From 1929 to 1932 he served at the Naval Academy of Livorno, while in October 1932 he was executive officer of the royal yacht Savoia during Victor Emmanuel III's voyage to Eritrea. He subsequently commanded the "Folgore" Destroyer Squadron and in 1935 he was promoted to captain; in the following years he quickly climbed the hierarchies of the Regia Marina, becoming Counter Admiral as early as 1936 (thanks to an ad personam law that allowed him to skip the planned period of naval command, and which was abrogated immediately afterwards), divisional admiral in 1938 and squadron admiral in 1939, holding the position of chief of staff of the Minister of the Navy from 1935 to 1938 and then commanding the 7th Naval Division in 1938-1939 during a cruise in South America. In August 1939 he was appointed Deputy Chief of Staff of the Navy, a position he held until December 1940, when he was replaced by Inigo Campioni. In this position, Somigli effectively exercised command of Supermarina in the first six months of the war, marked by the battles of Punta Stilo and of Cape Spartivento.

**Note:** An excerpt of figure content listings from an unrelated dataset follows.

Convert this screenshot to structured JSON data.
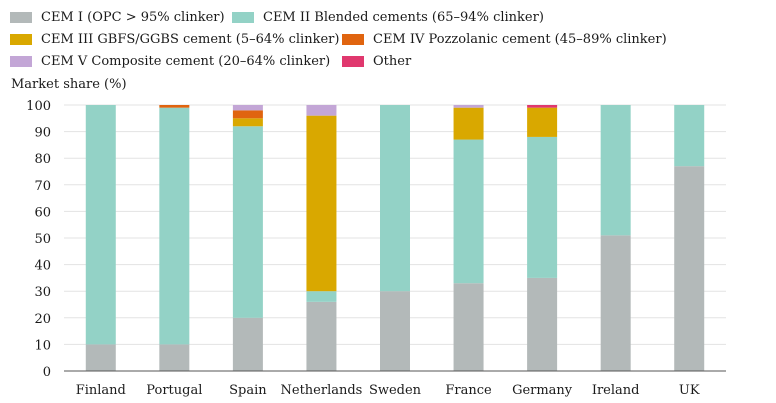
{
  "chart_data": {
    "type": "bar",
    "stacked": true,
    "ylabel": "Market share (%)",
    "ylim": [
      0,
      100
    ],
    "yticks": [
      0,
      10,
      20,
      30,
      40,
      50,
      60,
      70,
      80,
      90,
      100
    ],
    "grid": true,
    "legend_position": "top",
    "categories": [
      "Finland",
      "Portugal",
      "Spain",
      "Netherlands",
      "Sweden",
      "France",
      "Germany",
      "Ireland",
      "UK"
    ],
    "series": [
      {
        "name": "CEM I (OPC > 95% clinker)",
        "color": "#b3b9b9",
        "values": [
          10,
          10,
          20,
          26,
          30,
          33,
          35,
          51,
          77
        ]
      },
      {
        "name": "CEM II Blended cements (65–94% clinker)",
        "color": "#93d2c6",
        "values": [
          90,
          89,
          72,
          4,
          70,
          54,
          53,
          49,
          23
        ]
      },
      {
        "name": "CEM III GBFS/GGBS cement (5–64% clinker)",
        "color": "#d9a800",
        "values": [
          0,
          0,
          3,
          66,
          0,
          12,
          11,
          0,
          0
        ]
      },
      {
        "name": "CEM IV Pozzolanic cement (45–89% clinker)",
        "color": "#e0640f",
        "values": [
          0,
          1,
          3,
          0,
          0,
          0,
          0,
          0,
          0
        ]
      },
      {
        "name": "CEM V Composite cement (20–64% clinker)",
        "color": "#c3a6d6",
        "values": [
          0,
          0,
          2,
          4,
          0,
          1,
          0,
          0,
          0
        ]
      },
      {
        "name": "Other",
        "color": "#e0386e",
        "values": [
          0,
          0,
          0,
          0,
          0,
          0,
          1,
          0,
          0
        ]
      }
    ]
  }
}
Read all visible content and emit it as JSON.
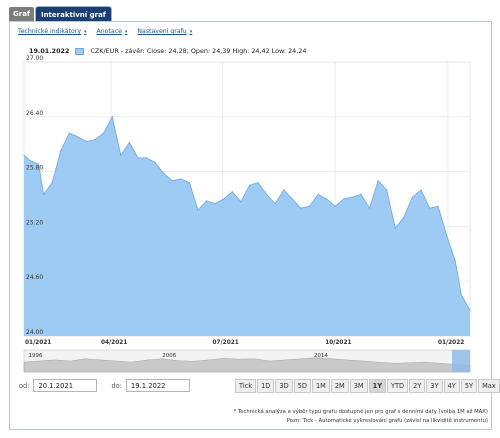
{
  "tabs": [
    {
      "label": "Graf",
      "active": false
    },
    {
      "label": "Interaktivní graf",
      "active": true
    }
  ],
  "toolbar": {
    "indicators": "Technické indikátory",
    "annotations": "Anotace",
    "settings": "Nastavení grafu"
  },
  "header": {
    "date": "19.01.2022",
    "legend": "CZK/EUR - závěr: Close: 24,28; Open: 24,39 High: 24,42 Low: 24,24",
    "series_color": "#9ecbf3",
    "line_color": "#6aa7e0"
  },
  "range": {
    "from_label": "od:",
    "from_value": "20.1.2021",
    "to_label": "do:",
    "to_value": "19.1.2022"
  },
  "periods": [
    "Tick",
    "1D",
    "3D",
    "5D",
    "1M",
    "2M",
    "3M",
    "1Y",
    "YTD",
    "2Y",
    "3Y",
    "4Y",
    "5Y",
    "Max"
  ],
  "selected_period": "1Y",
  "navigator": {
    "labels": [
      "1996",
      "2006",
      "2014"
    ]
  },
  "footnotes": [
    "* Technická analýza a výběr typu grafu dostupné jen pro graf s denními daty (volba 1M až MAX)",
    "Pozn: Tick - Automatické vykreslování grafu (závisí na likviditě instrumentu)"
  ],
  "chart_data": {
    "type": "area",
    "xlabel": "",
    "ylabel": "",
    "ylim": [
      24.0,
      27.0
    ],
    "yticks": [
      "27.00",
      "26.40",
      "25.80",
      "25.20",
      "24.60",
      "24.00"
    ],
    "xticks": [
      "01/2021",
      "04/2021",
      "07/2021",
      "10/2021",
      "01/2022"
    ],
    "x": [
      "20.1.2021",
      "25.1.2021",
      "1.2.2021",
      "5.2.2021",
      "12.2.2021",
      "19.2.2021",
      "26.2.2021",
      "5.3.2021",
      "12.3.2021",
      "19.3.2021",
      "26.3.2021",
      "2.4.2021",
      "9.4.2021",
      "16.4.2021",
      "23.4.2021",
      "30.4.2021",
      "7.5.2021",
      "14.5.2021",
      "21.5.2021",
      "28.5.2021",
      "4.6.2021",
      "11.6.2021",
      "18.6.2021",
      "25.6.2021",
      "2.7.2021",
      "9.7.2021",
      "16.7.2021",
      "23.7.2021",
      "30.7.2021",
      "6.8.2021",
      "13.8.2021",
      "20.8.2021",
      "27.8.2021",
      "3.9.2021",
      "10.9.2021",
      "17.9.2021",
      "24.9.2021",
      "1.10.2021",
      "8.10.2021",
      "15.10.2021",
      "22.10.2021",
      "29.10.2021",
      "5.11.2021",
      "12.11.2021",
      "19.11.2021",
      "26.11.2021",
      "3.12.2021",
      "10.12.2021",
      "17.12.2021",
      "24.12.2021",
      "31.12.2021",
      "7.1.2022",
      "12.1.2022",
      "19.1.2022"
    ],
    "series": [
      {
        "values": [
          25.98,
          25.92,
          25.88,
          25.55,
          25.68,
          26.03,
          26.22,
          26.18,
          26.13,
          26.15,
          26.22,
          26.4,
          25.98,
          26.12,
          25.95,
          25.95,
          25.9,
          25.78,
          25.7,
          25.72,
          25.68,
          25.38,
          25.48,
          25.45,
          25.5,
          25.58,
          25.47,
          25.65,
          25.68,
          25.55,
          25.45,
          25.6,
          25.5,
          25.4,
          25.42,
          25.55,
          25.5,
          25.42,
          25.5,
          25.52,
          25.55,
          25.4,
          25.7,
          25.6,
          25.18,
          25.3,
          25.52,
          25.6,
          25.4,
          25.42,
          25.1,
          24.82,
          24.45,
          24.28
        ]
      }
    ]
  }
}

From the end of 1940 to April 1943 he commanded the Naval Department of Taranto, and from April to September 1943 he held the command of the naval forces responsible for the protection of convoys (Comando Forze Navali Protezione Traffico), with headquarters in Rome.

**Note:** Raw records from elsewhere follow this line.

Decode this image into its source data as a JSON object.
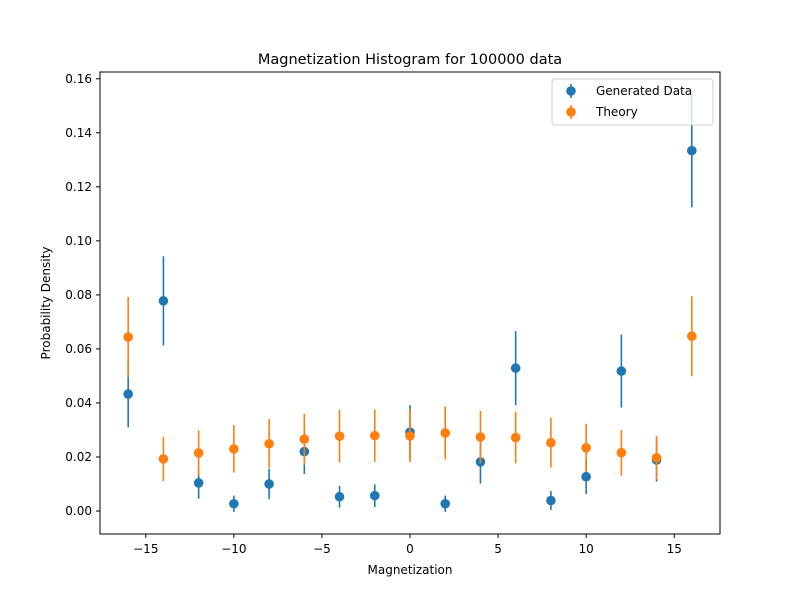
{
  "chart_data": {
    "type": "scatter",
    "title": "Magnetization Histogram for 100000 data",
    "xlabel": "Magnetization",
    "ylabel": "Probability Density",
    "xlim": [
      -17.6,
      17.6
    ],
    "ylim": [
      -0.0085,
      0.1625
    ],
    "xticks": [
      -15,
      -10,
      -5,
      0,
      5,
      10,
      15
    ],
    "xtick_labels": [
      "−15",
      "−10",
      "−5",
      "0",
      "5",
      "10",
      "15"
    ],
    "yticks": [
      0.0,
      0.02,
      0.04,
      0.06,
      0.08,
      0.1,
      0.12,
      0.14,
      0.16
    ],
    "ytick_labels": [
      "0.00",
      "0.02",
      "0.04",
      "0.06",
      "0.08",
      "0.10",
      "0.12",
      "0.14",
      "0.16"
    ],
    "grid": false,
    "legend_position": "top-right",
    "series": [
      {
        "name": "Generated Data",
        "color": "#1f77b4",
        "marker": "circle-with-errorbar",
        "x": [
          -16,
          -14,
          -12,
          -10,
          -8,
          -6,
          -4,
          -2,
          0,
          2,
          4,
          6,
          8,
          10,
          12,
          14,
          16
        ],
        "y": [
          0.0433,
          0.0778,
          0.0104,
          0.0027,
          0.01,
          0.022,
          0.0053,
          0.0057,
          0.0292,
          0.0027,
          0.0182,
          0.0529,
          0.0039,
          0.0127,
          0.0518,
          0.0189,
          0.1334
        ],
        "yerr": [
          0.0123,
          0.0165,
          0.0058,
          0.003,
          0.0056,
          0.0083,
          0.004,
          0.0042,
          0.01,
          0.003,
          0.008,
          0.0137,
          0.0035,
          0.0064,
          0.0135,
          0.008,
          0.021
        ]
      },
      {
        "name": "Theory",
        "color": "#ff7f0e",
        "marker": "circle-with-errorbar",
        "x": [
          -16,
          -14,
          -12,
          -10,
          -8,
          -6,
          -4,
          -2,
          0,
          2,
          4,
          6,
          8,
          10,
          12,
          14,
          16
        ],
        "y": [
          0.0644,
          0.0193,
          0.0215,
          0.023,
          0.0249,
          0.0266,
          0.0277,
          0.0279,
          0.0278,
          0.0289,
          0.0274,
          0.0272,
          0.0253,
          0.0234,
          0.0216,
          0.0197,
          0.0647
        ],
        "yerr": [
          0.0148,
          0.0082,
          0.0084,
          0.0088,
          0.0091,
          0.0094,
          0.0097,
          0.0097,
          0.0097,
          0.0098,
          0.0097,
          0.0095,
          0.0092,
          0.0089,
          0.0085,
          0.008,
          0.0148
        ]
      }
    ]
  }
}
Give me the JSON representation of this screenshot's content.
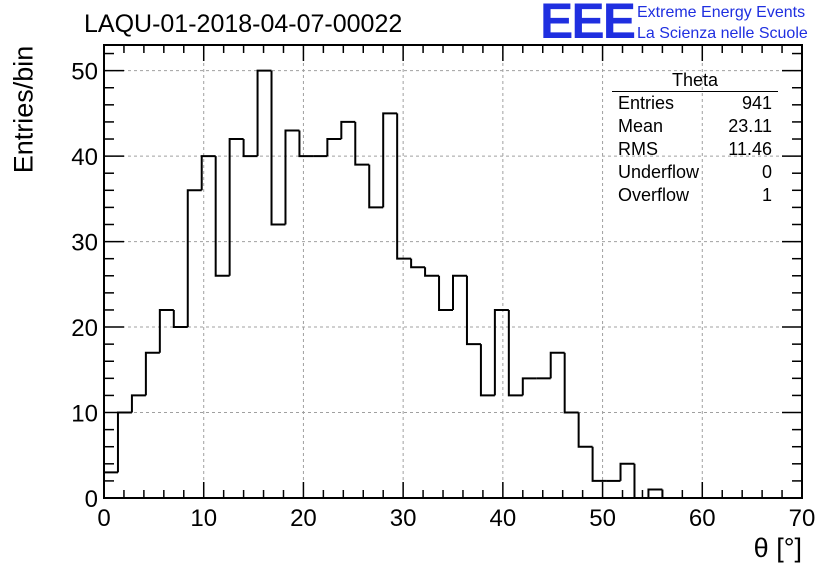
{
  "header": {
    "title": "LAQU-01-2018-04-07-00022"
  },
  "logo": {
    "mark": "EEE",
    "line1": "Extreme Energy Events",
    "line2": "La Scienza nelle Scuole",
    "color": "#1f2fe0"
  },
  "stats": {
    "title": "Theta",
    "rows": [
      {
        "label": "Entries",
        "value": "941"
      },
      {
        "label": "Mean",
        "value": "23.11"
      },
      {
        "label": "RMS",
        "value": "11.46"
      },
      {
        "label": "Underflow",
        "value": "0"
      },
      {
        "label": "Overflow",
        "value": "1"
      }
    ]
  },
  "chart_data": {
    "type": "bar",
    "histogram": true,
    "title": "LAQU-01-2018-04-07-00022",
    "xlabel": "θ [°]",
    "ylabel": "Entries/bin",
    "xlim": [
      0,
      70
    ],
    "ylim": [
      0,
      53
    ],
    "grid": true,
    "bin_width": 1.4,
    "bin_edges_start": 0,
    "values": [
      3,
      10,
      12,
      17,
      22,
      20,
      36,
      40,
      26,
      42,
      40,
      50,
      32,
      43,
      40,
      40,
      42,
      44,
      39,
      34,
      45,
      28,
      27,
      26,
      22,
      26,
      18,
      12,
      22,
      12,
      14,
      14,
      17,
      10,
      6,
      2,
      2,
      4,
      0,
      1,
      0,
      0,
      0,
      0,
      0,
      0,
      0,
      0,
      0,
      0
    ],
    "x_ticks": [
      "0",
      "10",
      "20",
      "30",
      "40",
      "50",
      "60",
      "70"
    ],
    "y_ticks": [
      "0",
      "10",
      "20",
      "30",
      "40",
      "50"
    ],
    "line_color": "#000000"
  }
}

On 7 September 1943 he participated in a meeting held at the headquarters of the Royal Italian Navy, in the presence of the Chief of Staff Raffaele de Courten, in which he was informed that preparations were to be made for the possibility of hostilities with the German forces in the near future. Together with him, Deputy Chief of Staff Luigi Sansonetti, adjunct Deputy Chief of Staff Carlo Emanuele Giartosio, Secretary-General of Navy Emilio Ferreri, Chief of the Operations Office Massimo Girosi, and Admirals Carlo Bergamini, Alberto Da Zara, Bruto Brivonesi, Antonio Legnani, Giotto Maraghini, Ferdinando Casardi and Emilio Brenta also attended the meeting. After the proclamation of the armistice, Somigli remained in German-controlled territory, without collaborating with them or joining the Italian Social Republic; he returned to territory under the control of the pro-Allied royalist government after the liberation of Rome, and was subjected to a purge for his past proximity to the Fascist regime, which had helped him in his fast career track, being forcibly discharged from active service in January 1945. This sentence was however revoked in December 1947 after Somigli appealed the decision.

From 1949 to 1956 he was president of the Center for High Military Studies. He died in Rome in 1967.